Detection and Classification of Viewer Age Range Smart Signs at TV Broadcast
This addresses a domain-specific regulatory need for TV broadcast monitoring in Turkey, but it is incremental as it applies existing methods like circle detection and neural networks to a new dataset.
The paper tackled the problem of automatically detecting and classifying Viewer Age Range Smart Signs in TV broadcasts to enable age-sensitive TV receivers, achieving implementation on a standard PC with analysis of circle detection methods and a Multilayer Perceptron for classification.

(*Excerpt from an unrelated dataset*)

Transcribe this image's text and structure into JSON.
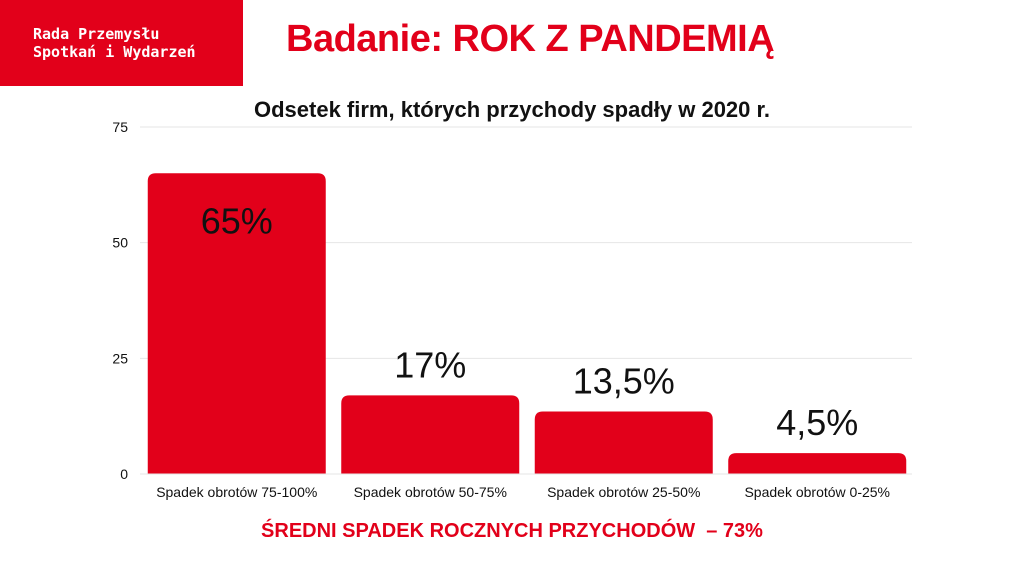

In this paper, the identification and classification of Viewer Age Range Smart Signs, designed by the Radio and Television Supreme Council of Turkey, to give age range information for the TV viewers, are realized. Therefore, the automatic detection at the broadcast will be possible, enabling the manufacturing of TV receivers which are sensible to these signs. The most important step at this process is the pattern recognition. Since the symbols that must be identified are circular, various circle detection techniques can be employed. In our study, first, two different circle segmentation methods for still images are analyzed, their advantages and drawbacks are discussed. A popular neural network structure called Multilayer Perceptron is employed for the classification. Afterwards, the same procedures are carried out for streaming video. All of the steps depicted above are realized on a standard PC.